Valparaiso University to Drop ‘Crusaders’ Name Because Hate Groups Are Using It

Valparaiso University is retiring its school mascot in favor of one that will better reflect its "values and community" after the imagery was embraced by hate groups.

The small, faith-based Lutheran school in Indiana announced on Thursday that its mascot, the Crusader, will be replaced, considering its imagery has been "embraced and displayed by hate groups including the Ku Klux Klan."

"The negative connotation and violence associated with the Crusader imagery are not reflective of Valpo's mission and values, which promote a welcoming and inclusive community," Interim President Colette Irwin-Knott said in a news release. "The university has carefully evaluated this matter, including establishing a task force to conduct due diligence and garner feedback from the entire campus community, alumni, parents and other key stakeholders.
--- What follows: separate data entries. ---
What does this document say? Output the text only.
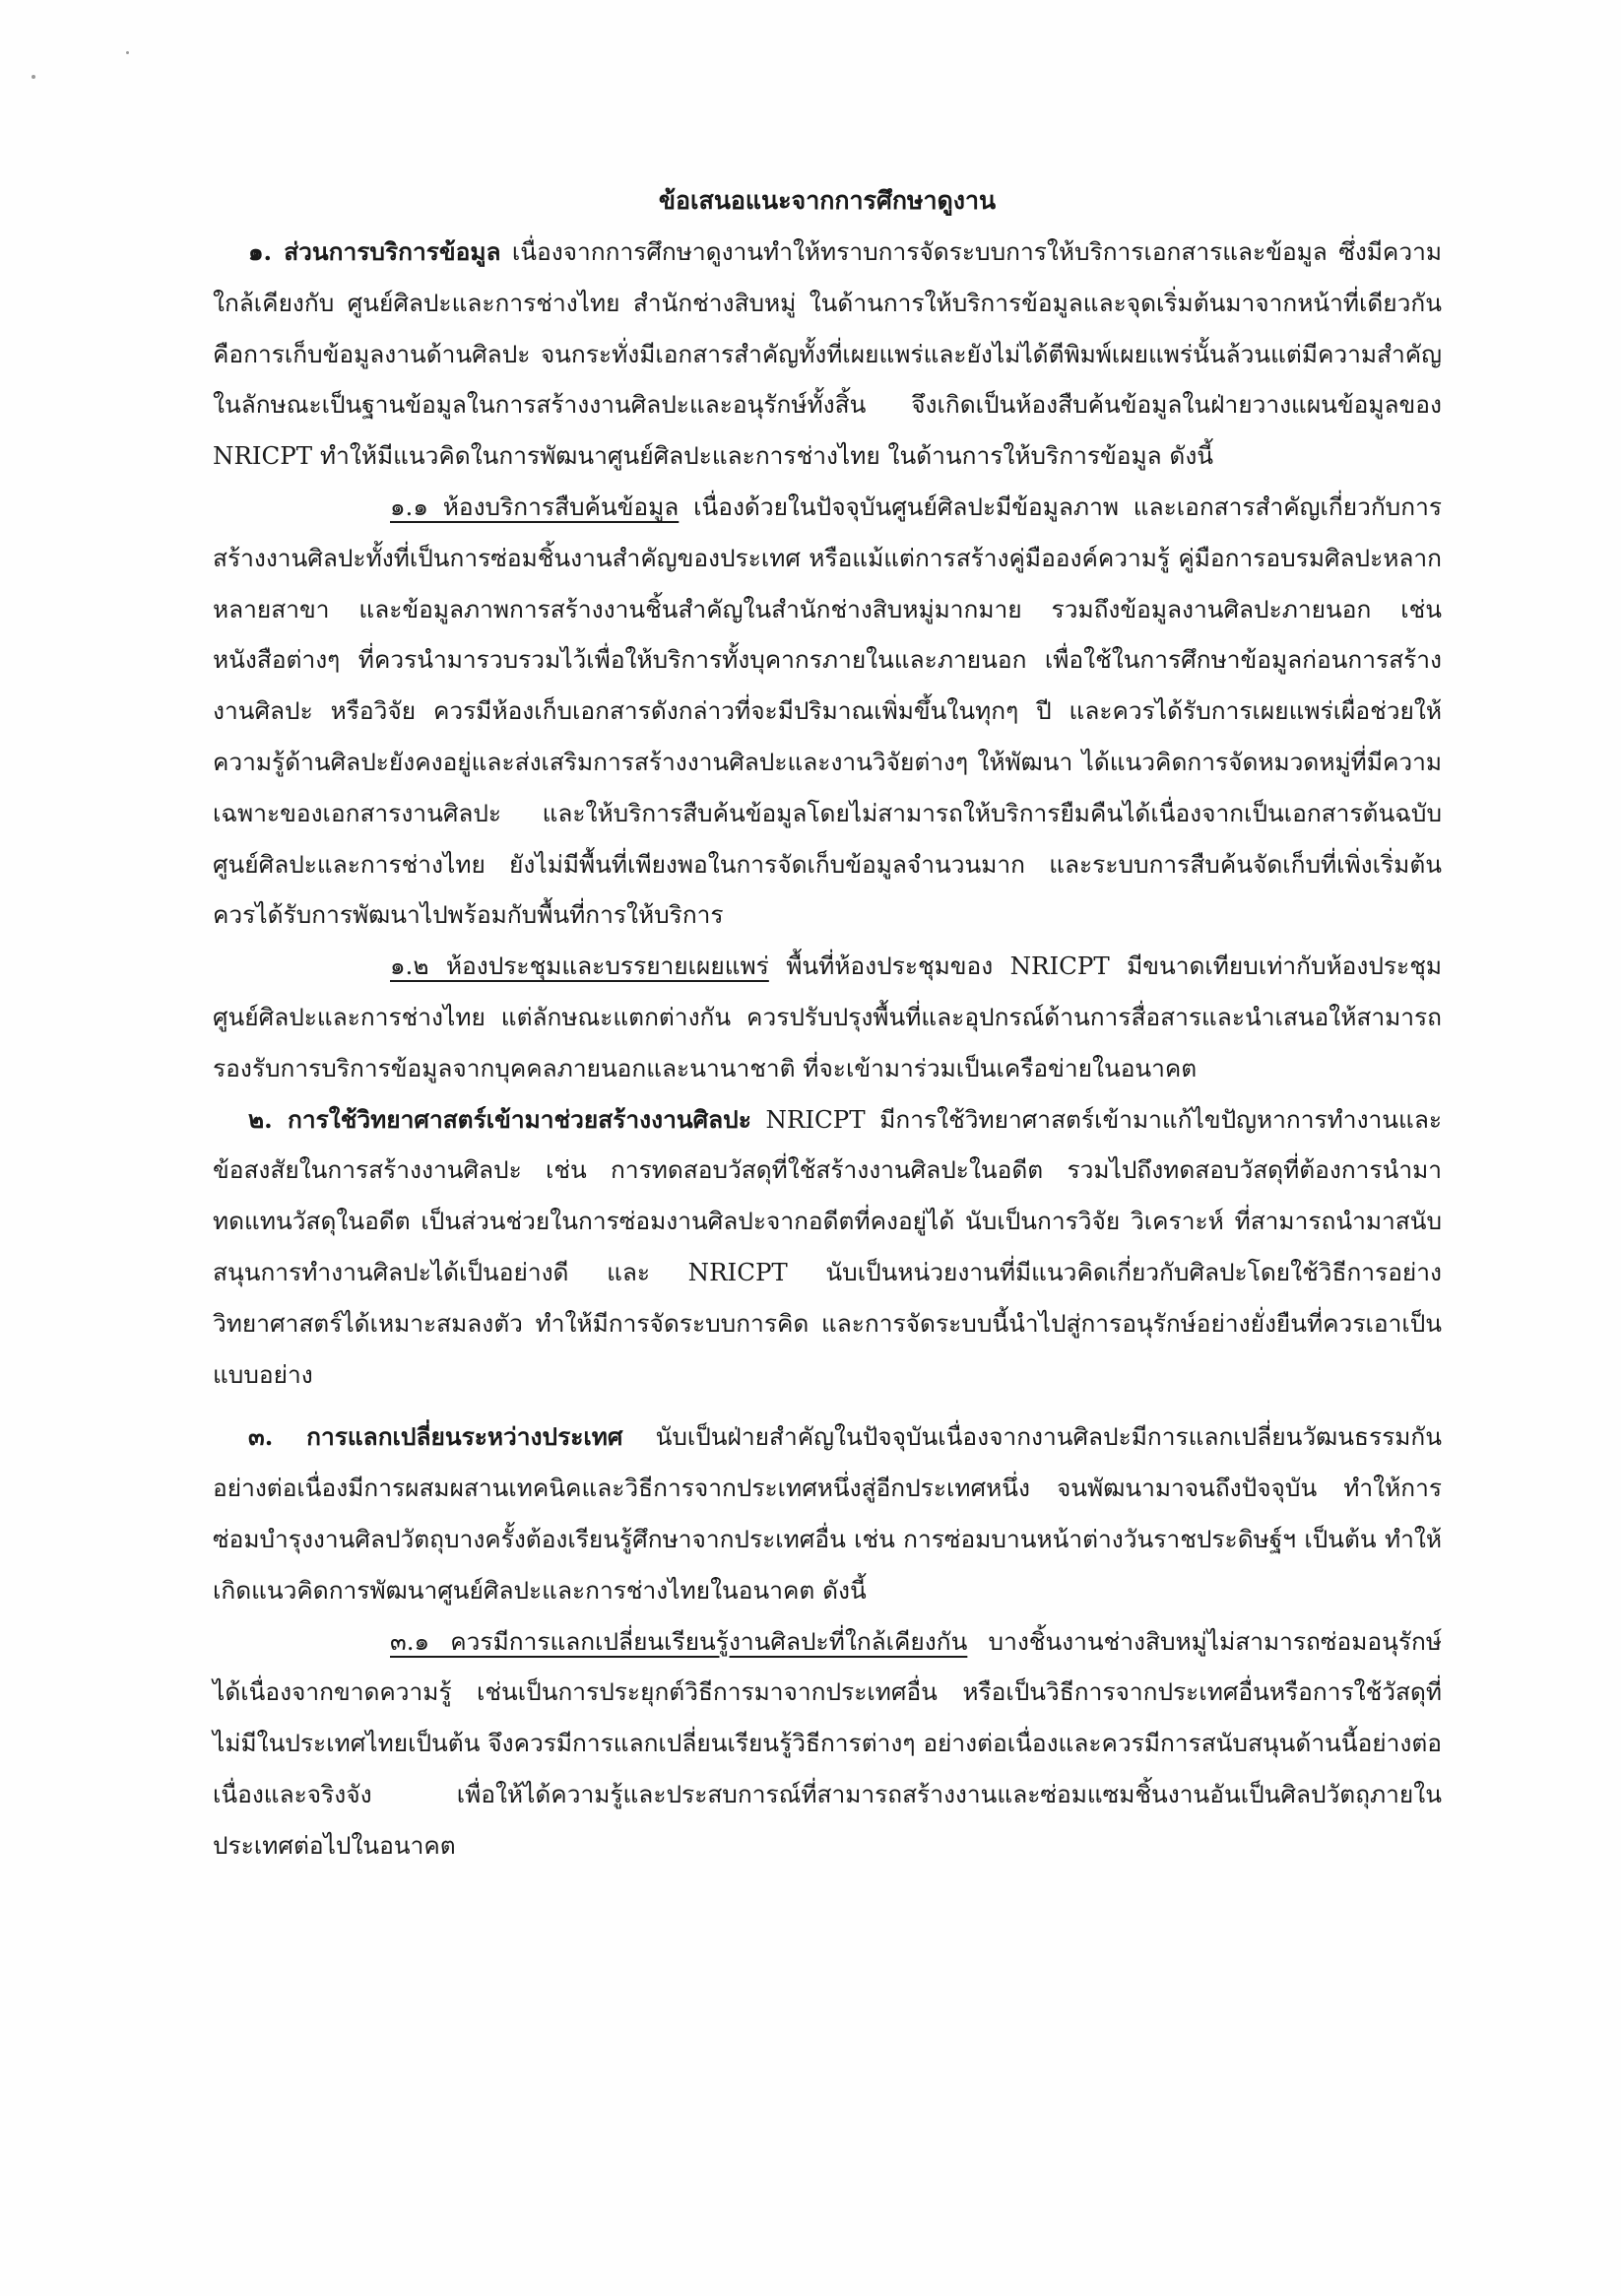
ข้อเสนอแนะจากการศึกษาดูงาน

๑. ส่วนการบริการข้อมูล เนื่องจากการศึกษาดูงานทำให้ทราบการจัดระบบการให้บริการเอกสารและข้อมูล ซึ่งมีความใกล้เคียงกับ ศูนย์ศิลปะและการช่างไทย สำนักช่างสิบหมู่ ในด้านการให้บริการข้อมูลและจุดเริ่มต้นมาจากหน้าที่เดียวกัน คือการเก็บข้อมูลงานด้านศิลปะ จนกระทั่งมีเอกสารสำคัญทั้งที่เผยแพร่และยังไม่ได้ตีพิมพ์เผยแพร่นั้นล้วนแต่มีความสำคัญ ในลักษณะเป็นฐานข้อมูลในการสร้างงานศิลปะและอนุรักษ์ทั้งสิ้น จึงเกิดเป็นห้องสืบค้นข้อมูลในฝ่ายวางแผนข้อมูลของ NRICPT ทำให้มีแนวคิดในการพัฒนาศูนย์ศิลปะและการช่างไทย ในด้านการให้บริการข้อมูล ดังนี้

๑.๑ ห้องบริการสืบค้นข้อมูล เนื่องด้วยในปัจจุบันศูนย์ศิลปะมีข้อมูลภาพ และเอกสารสำคัญเกี่ยวกับการสร้างงานศิลปะทั้งที่เป็นการซ่อมชิ้นงานสำคัญของประเทศ หรือแม้แต่การสร้างคู่มือองค์ความรู้ คู่มือการอบรมศิลปะหลากหลายสาขา และข้อมูลภาพการสร้างงานชิ้นสำคัญในสำนักช่างสิบหมู่มากมาย รวมถึงข้อมูลงานศิลปะภายนอก เช่นหนังสือต่างๆ ที่ควรนำมารวบรวมไว้เพื่อให้บริการทั้งบุคากรภายในและภายนอก เพื่อใช้ในการศึกษาข้อมูลก่อนการสร้างงานศิลปะ หรือวิจัย ควรมีห้องเก็บเอกสารดังกล่าวที่จะมีปริมาณเพิ่มขึ้นในทุกๆ ปี และควรได้รับการเผยแพร่เผื่อช่วยให้ความรู้ด้านศิลปะยังคงอยู่และส่งเสริมการสร้างงานศิลปะและงานวิจัยต่างๆ ให้พัฒนา ได้แนวคิดการจัดหมวดหมู่ที่มีความเฉพาะของเอกสารงานศิลปะ และให้บริการสืบค้นข้อมูลโดยไม่สามารถให้บริการยืมคืนได้เนื่องจากเป็นเอกสารต้นฉบับ ศูนย์ศิลปะและการช่างไทย ยังไม่มีพื้นที่เพียงพอในการจัดเก็บข้อมูลจำนวนมาก และระบบการสืบค้นจัดเก็บที่เพิ่งเริ่มต้นควรได้รับการพัฒนาไปพร้อมกับพื้นที่การให้บริการ

๑.๒ ห้องประชุมและบรรยายเผยแพร่ พื้นที่ห้องประชุมของ NRICPT มีขนาดเทียบเท่ากับห้องประชุมศูนย์ศิลปะและการช่างไทย แต่ลักษณะแตกต่างกัน ควรปรับปรุงพื้นที่และอุปกรณ์ด้านการสื่อสารและนำเสนอให้สามารถรองรับการบริการข้อมูลจากบุคคลภายนอกและนานาชาติ ที่จะเข้ามาร่วมเป็นเครือข่ายในอนาคต

๒. การใช้วิทยาศาสตร์เข้ามาช่วยสร้างงานศิลปะ NRICPT มีการใช้วิทยาศาสตร์เข้ามาแก้ไขปัญหาการทำงานและข้อสงสัยในการสร้างงานศิลปะ เช่น การทดสอบวัสดุที่ใช้สร้างงานศิลปะในอดีต รวมไปถึงทดสอบวัสดุที่ต้องการนำมาทดแทนวัสดุในอดีต เป็นส่วนช่วยในการซ่อมงานศิลปะจากอดีตที่คงอยู่ได้ นับเป็นการวิจัย วิเคราะห์ ที่สามารถนำมาสนับสนุนการทำงานศิลปะได้เป็นอย่างดี และ NRICPT นับเป็นหน่วยงานที่มีแนวคิดเกี่ยวกับศิลปะโดยใช้วิธีการอย่างวิทยาศาสตร์ได้เหมาะสมลงตัว ทำให้มีการจัดระบบการคิด และการจัดระบบนี้นำไปสู่การอนุรักษ์อย่างยั่งยืนที่ควรเอาเป็นแบบอย่าง

๓. การแลกเปลี่ยนระหว่างประเทศ นับเป็นฝ่ายสำคัญในปัจจุบันเนื่องจากงานศิลปะมีการแลกเปลี่ยนวัฒนธรรมกันอย่างต่อเนื่องมีการผสมผสานเทคนิคและวิธีการจากประเทศหนึ่งสู่อีกประเทศหนึ่ง จนพัฒนามาจนถึงปัจจุบัน ทำให้การซ่อมบำรุงงานศิลปวัตถุบางครั้งต้องเรียนรู้ศึกษาจากประเทศอื่น เช่น การซ่อมบานหน้าต่างวันราชประดิษฐ์ฯ เป็นต้น ทำให้เกิดแนวคิดการพัฒนาศูนย์ศิลปะและการช่างไทยในอนาคต ดังนี้

๓.๑ ควรมีการแลกเปลี่ยนเรียนรู้งานศิลปะที่ใกล้เคียงกัน บางชิ้นงานช่างสิบหมู่ไม่สามารถซ่อมอนุรักษ์ได้เนื่องจากขาดความรู้ เช่นเป็นการประยุกต์วิธีการมาจากประเทศอื่น หรือเป็นวิธีการจากประเทศอื่นหรือการใช้วัสดุที่ไม่มีในประเทศไทยเป็นต้น จึงควรมีการแลกเปลี่ยนเรียนรู้วิธีการต่างๆ อย่างต่อเนื่องและควรมีการสนับสนุนด้านนี้อย่างต่อเนื่องและจริงจัง เพื่อให้ได้ความรู้และประสบการณ์ที่สามารถสร้างงานและซ่อมแซมชิ้นงานอันเป็นศิลปวัตถุภายในประเทศต่อไปในอนาคต
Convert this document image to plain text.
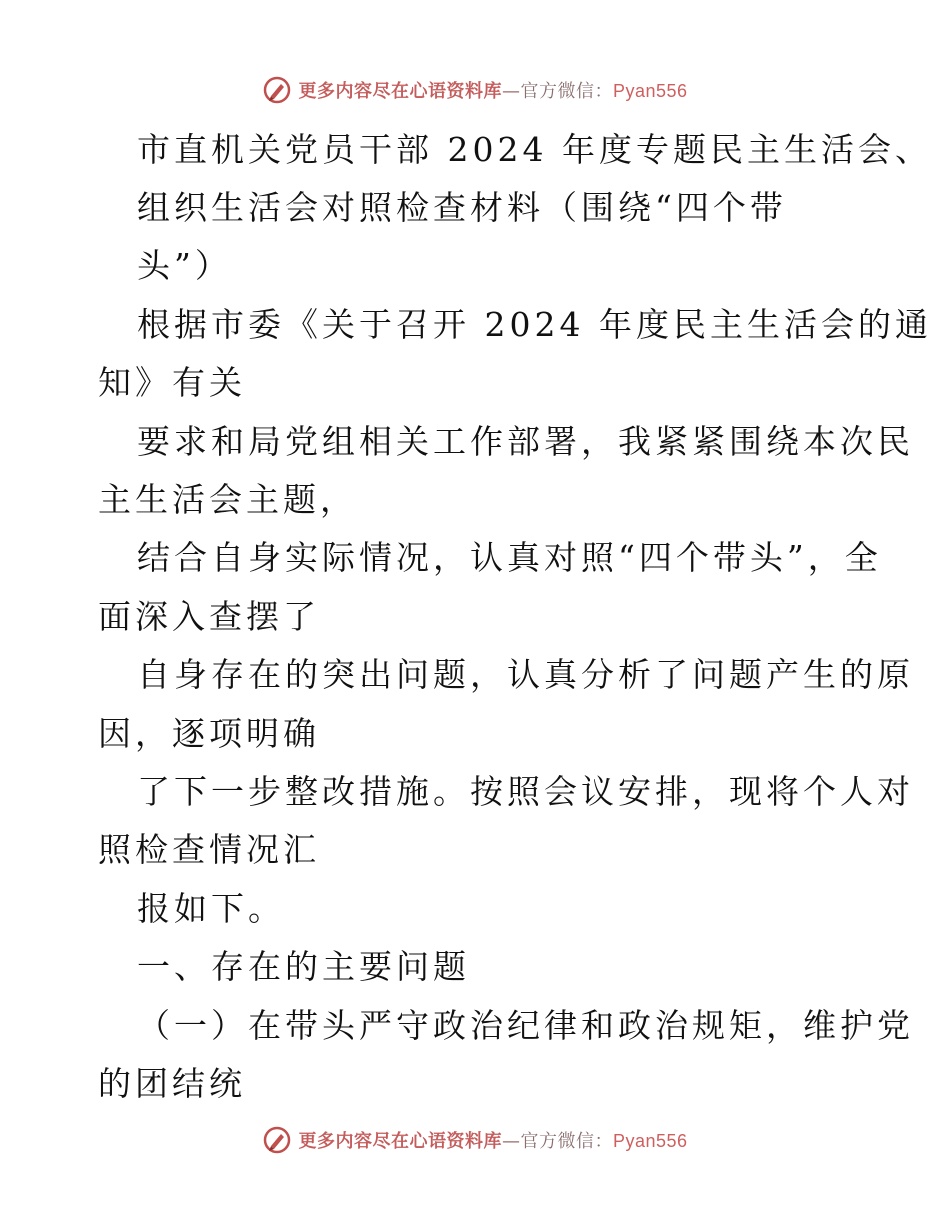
更多内容尽在心语资料库—官方微信：Pyan556
市直机关党员干部 2024 年度专题民主生活会、
组织生活会对照检查材料（围绕“四个带
头”）
根据市委《关于召开 2024 年度民主生活会的通
知》有关
要求和局党组相关工作部署，我紧紧围绕本次民
主生活会主题，
结合自身实际情况，认真对照“四个带头”，全
面深入查摆了
自身存在的突出问题，认真分析了问题产生的原
因，逐项明确
了下一步整改措施。按照会议安排，现将个人对
照检查情况汇
报如下。
一、存在的主要问题
（一）在带头严守政治纪律和政治规矩，维护党
的团结统
更多内容尽在心语资料库—官方微信：Pyan556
This is the decision that best reflects our values and community."

The Crusades were a series of religious wars between Christians and Muslims over holy land starting in the 11th century, and are also the namesake of an official Ku Klux Klan newspaper, according to CNN.

Valparaiso's statement said the decision to retire the mascot was finalized this week following a "decades-long debate that has intensified" over the last few years.

The Crusader imagery and logos will be retired in the coming months, and the university will also form a committee to "engage the campus community in considering and adopting a new mascot."

"Valpo is and always has been a faith-based institution, and we want to make sure our symbolism is in alignment with our beliefs and speaks to the core values of the Lutheran ethos," Irwin-Knott said. "At Valpo, we strive to seek truth, serve generously and cultivate hope. We do not believe having the Crusader as our mascot portrays these values."

The long-simmering issue drew renewed attention in June after a group of alumni, students and faculty created the Facebook group "The Coalition to Retire the Crusader," according to the Valpo Torch, the school's student newspaper.

Alum Kevin York helped lead the charge, and told the Torch that he hoped retiring the mascot and working together to find a new one would unite the campus community.

Student Jenna Rifai also expressed support for the change.

"As a Muslim, I was embarrassed to come to Valpo because the school's mascot was a Crusader, even though my mom and older siblings went here before me," she said. "It's like, in their minds, do they accept me? Are they anti-Muslim? I know it seems like a small little image but that image holds power. Symbols hold power."

Valparaiso is just the latest organization or school to retire its mascot; the Washington Football Team dropped its original Redskins name and logo in July following outcry from critics who denounced the name as a slur used against Native Americans.